Russian truck drivers baulk at kilometre charging


New charging system bills trucks for every kilometre they travel.

 

Australia is toying with the idea, but Russia has gone one step further and implemented a scheme that charges trucks based on the distance they travel.

The country’s government last month started charging trucks over 12 tonnes a fee for every kilometre they drive on Russia’s roads.

As the Moscow Times reports, the new system uses satellite tracking to monitor trucks. Revenue from the charges is put directly back into maintaining the road network.

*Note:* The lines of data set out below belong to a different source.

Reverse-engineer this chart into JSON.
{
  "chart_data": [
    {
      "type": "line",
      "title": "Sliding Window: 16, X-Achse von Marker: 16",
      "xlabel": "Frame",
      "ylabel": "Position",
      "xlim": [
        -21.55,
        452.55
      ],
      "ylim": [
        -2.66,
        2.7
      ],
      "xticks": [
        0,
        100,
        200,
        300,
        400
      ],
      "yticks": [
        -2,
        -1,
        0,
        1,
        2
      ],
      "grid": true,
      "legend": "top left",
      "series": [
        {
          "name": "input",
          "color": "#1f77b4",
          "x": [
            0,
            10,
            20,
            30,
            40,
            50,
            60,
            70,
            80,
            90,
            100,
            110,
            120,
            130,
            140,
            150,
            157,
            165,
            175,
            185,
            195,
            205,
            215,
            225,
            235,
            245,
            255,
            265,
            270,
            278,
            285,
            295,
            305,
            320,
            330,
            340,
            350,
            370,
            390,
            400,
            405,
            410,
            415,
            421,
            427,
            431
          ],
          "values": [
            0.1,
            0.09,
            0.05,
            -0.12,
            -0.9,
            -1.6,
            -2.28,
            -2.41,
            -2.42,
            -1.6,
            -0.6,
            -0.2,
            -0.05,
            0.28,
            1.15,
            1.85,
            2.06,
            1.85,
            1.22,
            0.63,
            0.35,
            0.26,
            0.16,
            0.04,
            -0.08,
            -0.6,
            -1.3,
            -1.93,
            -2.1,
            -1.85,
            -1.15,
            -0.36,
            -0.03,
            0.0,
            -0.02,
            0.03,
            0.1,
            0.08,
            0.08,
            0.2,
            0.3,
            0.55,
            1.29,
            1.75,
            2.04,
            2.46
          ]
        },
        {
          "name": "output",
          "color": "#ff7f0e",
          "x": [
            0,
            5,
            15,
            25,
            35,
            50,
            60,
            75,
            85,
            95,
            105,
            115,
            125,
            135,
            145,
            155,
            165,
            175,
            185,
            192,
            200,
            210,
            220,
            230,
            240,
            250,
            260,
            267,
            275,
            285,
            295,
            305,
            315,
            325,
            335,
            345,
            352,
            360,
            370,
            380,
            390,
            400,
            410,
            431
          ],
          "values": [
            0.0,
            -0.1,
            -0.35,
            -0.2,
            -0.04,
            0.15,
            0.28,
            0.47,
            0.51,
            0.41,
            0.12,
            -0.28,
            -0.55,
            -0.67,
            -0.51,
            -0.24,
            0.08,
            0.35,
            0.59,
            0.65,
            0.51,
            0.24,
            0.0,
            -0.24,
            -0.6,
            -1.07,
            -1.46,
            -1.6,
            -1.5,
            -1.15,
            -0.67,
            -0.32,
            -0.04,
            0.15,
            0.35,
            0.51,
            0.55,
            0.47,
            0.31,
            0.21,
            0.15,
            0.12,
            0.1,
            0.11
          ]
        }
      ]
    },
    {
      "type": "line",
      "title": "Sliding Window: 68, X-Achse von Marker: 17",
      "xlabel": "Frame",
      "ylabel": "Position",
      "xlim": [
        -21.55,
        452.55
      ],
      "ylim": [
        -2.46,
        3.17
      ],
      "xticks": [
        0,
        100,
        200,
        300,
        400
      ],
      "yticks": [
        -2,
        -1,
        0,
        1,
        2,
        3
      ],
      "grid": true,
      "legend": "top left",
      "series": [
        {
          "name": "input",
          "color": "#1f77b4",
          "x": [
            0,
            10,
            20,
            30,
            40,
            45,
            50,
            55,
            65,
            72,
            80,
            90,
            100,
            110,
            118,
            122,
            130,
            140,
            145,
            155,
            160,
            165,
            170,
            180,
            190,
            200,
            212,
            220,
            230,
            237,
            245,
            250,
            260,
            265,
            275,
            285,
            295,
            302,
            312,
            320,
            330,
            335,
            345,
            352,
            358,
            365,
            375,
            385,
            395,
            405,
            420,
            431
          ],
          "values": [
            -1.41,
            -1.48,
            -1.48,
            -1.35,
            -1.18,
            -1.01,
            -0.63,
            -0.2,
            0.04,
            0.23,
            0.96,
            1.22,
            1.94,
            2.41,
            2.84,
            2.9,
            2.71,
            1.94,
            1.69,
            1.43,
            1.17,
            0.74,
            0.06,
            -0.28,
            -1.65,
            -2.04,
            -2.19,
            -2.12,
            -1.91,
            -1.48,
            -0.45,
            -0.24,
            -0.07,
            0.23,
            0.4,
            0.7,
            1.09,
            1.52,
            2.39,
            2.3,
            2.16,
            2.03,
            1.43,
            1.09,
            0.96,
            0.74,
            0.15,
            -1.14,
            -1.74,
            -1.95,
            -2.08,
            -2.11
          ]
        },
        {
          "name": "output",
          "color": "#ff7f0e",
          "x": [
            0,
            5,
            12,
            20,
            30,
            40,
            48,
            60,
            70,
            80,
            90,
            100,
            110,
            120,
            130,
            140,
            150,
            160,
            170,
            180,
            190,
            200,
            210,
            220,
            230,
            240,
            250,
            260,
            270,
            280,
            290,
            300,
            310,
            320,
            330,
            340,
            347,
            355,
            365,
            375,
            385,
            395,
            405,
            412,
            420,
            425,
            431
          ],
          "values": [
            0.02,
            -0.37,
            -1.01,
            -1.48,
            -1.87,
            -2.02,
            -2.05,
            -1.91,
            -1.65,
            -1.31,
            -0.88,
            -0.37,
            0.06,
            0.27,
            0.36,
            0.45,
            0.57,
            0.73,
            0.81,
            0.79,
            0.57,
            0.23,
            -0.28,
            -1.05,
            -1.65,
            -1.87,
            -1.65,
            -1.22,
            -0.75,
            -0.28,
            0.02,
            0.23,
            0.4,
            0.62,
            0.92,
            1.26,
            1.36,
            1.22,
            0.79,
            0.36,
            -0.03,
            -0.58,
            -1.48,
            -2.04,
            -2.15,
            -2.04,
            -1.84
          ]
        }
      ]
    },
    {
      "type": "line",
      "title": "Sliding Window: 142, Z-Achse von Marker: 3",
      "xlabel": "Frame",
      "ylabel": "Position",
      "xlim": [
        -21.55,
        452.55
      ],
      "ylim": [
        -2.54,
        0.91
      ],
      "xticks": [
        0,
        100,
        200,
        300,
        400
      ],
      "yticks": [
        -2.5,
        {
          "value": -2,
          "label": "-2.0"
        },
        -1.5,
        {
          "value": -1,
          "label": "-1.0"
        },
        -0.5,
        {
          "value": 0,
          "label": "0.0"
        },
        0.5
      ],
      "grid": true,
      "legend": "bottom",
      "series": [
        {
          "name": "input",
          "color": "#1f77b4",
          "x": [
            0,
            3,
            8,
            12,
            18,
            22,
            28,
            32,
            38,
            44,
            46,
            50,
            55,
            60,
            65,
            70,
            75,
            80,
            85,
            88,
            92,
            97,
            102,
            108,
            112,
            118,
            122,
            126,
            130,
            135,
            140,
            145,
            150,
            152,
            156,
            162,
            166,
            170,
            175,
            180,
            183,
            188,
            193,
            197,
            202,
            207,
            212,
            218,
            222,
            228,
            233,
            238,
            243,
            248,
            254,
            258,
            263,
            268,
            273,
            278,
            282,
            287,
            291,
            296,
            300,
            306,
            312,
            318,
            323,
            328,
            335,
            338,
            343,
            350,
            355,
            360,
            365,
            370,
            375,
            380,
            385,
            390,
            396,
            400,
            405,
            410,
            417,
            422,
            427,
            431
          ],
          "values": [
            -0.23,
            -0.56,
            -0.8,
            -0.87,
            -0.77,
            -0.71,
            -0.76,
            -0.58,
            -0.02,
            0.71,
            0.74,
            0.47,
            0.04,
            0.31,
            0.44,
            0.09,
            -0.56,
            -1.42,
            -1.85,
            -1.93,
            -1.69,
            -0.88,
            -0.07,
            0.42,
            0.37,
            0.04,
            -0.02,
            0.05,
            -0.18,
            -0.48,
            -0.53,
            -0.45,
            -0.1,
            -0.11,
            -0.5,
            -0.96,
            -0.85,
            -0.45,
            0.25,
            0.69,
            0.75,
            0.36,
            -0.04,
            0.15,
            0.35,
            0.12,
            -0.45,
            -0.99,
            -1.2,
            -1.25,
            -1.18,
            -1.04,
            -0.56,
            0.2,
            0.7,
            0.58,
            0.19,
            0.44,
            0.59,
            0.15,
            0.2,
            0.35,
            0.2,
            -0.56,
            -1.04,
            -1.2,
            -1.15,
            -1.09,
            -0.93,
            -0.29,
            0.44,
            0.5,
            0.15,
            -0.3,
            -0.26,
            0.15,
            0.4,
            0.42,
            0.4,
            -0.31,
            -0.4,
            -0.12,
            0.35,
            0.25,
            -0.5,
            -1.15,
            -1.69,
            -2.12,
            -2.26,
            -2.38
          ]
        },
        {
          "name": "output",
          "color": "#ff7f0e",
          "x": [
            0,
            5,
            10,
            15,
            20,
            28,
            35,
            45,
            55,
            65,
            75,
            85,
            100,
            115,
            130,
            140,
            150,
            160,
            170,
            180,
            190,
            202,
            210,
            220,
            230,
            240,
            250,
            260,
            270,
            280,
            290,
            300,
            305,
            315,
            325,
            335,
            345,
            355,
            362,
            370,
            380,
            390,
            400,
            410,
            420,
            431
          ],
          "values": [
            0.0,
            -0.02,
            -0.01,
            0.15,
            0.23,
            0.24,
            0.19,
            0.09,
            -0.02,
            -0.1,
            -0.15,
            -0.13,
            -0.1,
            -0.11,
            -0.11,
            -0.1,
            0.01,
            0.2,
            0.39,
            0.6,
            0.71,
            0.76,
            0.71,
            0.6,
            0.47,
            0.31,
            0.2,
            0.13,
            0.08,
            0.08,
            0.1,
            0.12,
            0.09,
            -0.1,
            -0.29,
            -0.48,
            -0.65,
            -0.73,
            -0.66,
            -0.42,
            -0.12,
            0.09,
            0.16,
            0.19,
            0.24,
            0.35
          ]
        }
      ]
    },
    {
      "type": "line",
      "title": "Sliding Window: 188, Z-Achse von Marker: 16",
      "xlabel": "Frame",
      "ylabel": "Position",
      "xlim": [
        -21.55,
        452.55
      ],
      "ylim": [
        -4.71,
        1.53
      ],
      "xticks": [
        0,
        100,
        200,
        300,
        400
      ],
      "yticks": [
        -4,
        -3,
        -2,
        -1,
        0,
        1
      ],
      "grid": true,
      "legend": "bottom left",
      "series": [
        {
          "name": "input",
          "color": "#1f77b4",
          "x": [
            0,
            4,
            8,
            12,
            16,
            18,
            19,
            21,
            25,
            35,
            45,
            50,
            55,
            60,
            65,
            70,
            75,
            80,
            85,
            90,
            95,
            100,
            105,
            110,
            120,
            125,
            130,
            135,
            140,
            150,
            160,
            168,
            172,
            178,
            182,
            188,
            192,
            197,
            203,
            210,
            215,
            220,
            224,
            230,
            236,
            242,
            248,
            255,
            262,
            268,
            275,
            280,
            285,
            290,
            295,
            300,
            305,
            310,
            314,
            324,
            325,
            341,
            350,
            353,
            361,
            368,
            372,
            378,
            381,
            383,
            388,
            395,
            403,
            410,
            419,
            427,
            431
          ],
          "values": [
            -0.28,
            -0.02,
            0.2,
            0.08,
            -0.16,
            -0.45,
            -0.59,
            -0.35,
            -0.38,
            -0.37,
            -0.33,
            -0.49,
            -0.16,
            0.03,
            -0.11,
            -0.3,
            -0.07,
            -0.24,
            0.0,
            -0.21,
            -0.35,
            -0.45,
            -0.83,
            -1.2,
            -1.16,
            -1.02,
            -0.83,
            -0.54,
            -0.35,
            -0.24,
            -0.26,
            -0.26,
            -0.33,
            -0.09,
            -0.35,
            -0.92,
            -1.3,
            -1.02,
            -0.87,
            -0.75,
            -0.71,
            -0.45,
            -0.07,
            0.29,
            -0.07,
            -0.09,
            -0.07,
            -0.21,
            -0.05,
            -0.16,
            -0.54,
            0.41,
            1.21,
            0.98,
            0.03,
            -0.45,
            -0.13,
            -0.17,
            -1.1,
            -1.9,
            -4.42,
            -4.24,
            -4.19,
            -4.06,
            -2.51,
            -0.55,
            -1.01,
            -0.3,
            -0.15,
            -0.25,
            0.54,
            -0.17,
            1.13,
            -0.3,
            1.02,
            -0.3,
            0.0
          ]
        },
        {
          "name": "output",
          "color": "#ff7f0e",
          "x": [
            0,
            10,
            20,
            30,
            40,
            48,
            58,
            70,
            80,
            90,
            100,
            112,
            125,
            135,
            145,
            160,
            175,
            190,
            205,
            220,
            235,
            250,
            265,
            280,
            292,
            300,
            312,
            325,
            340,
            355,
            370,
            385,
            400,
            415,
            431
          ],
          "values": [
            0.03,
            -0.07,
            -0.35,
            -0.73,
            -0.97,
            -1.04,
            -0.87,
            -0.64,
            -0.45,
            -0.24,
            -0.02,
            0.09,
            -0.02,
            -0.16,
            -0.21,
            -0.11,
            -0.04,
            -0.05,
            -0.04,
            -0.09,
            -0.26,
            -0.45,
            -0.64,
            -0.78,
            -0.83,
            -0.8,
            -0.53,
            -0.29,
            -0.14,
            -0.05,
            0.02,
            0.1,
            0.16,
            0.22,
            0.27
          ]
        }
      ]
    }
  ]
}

The charge was initially set at 3.73 roubles ($A0.07) but was lowered to 1.55 roubles ($A0.03) after protests from the industry, the Moscow Times says. The fee is due to rise in March next year to 3.06 roubles ($A0.06).

The industry fought against the introduction of the charge, including blocking traffic and staging go-slow protests, Vice News reports.

The IT infrastructure governing the system has suffered setbacks since launching, the Moscow Times says. It crashed right after launching and then fell prey to hackers.

Australia has been debating whether to introduce mass-distance-location (MDL) charging for heavy vehicles to bill individual trucks based on the weight they carry, the roads they travel and the distance they cover.

Earlier this year, South Australia premier Jay Weatherill called for the new charging model to be introduced and offered to trial it in his state.

He says MDL charging will replace the current system of fuel excise and registration fees, adding that it will also reflect a vehicle’s true impact on the road network.

A group set up to investigate the worth of MDL recommended governments move ahead with it, while a review of Australia’s competition laws also supported a similar model that included congestion charging.

However, Australia’s trucking industry prefers fuel-based charging.

Road Freight New South Wales says fuel charging will be simple to implement and manage and will ensure trucks covering the longest distances pay more than companies travelling fewer kilometres.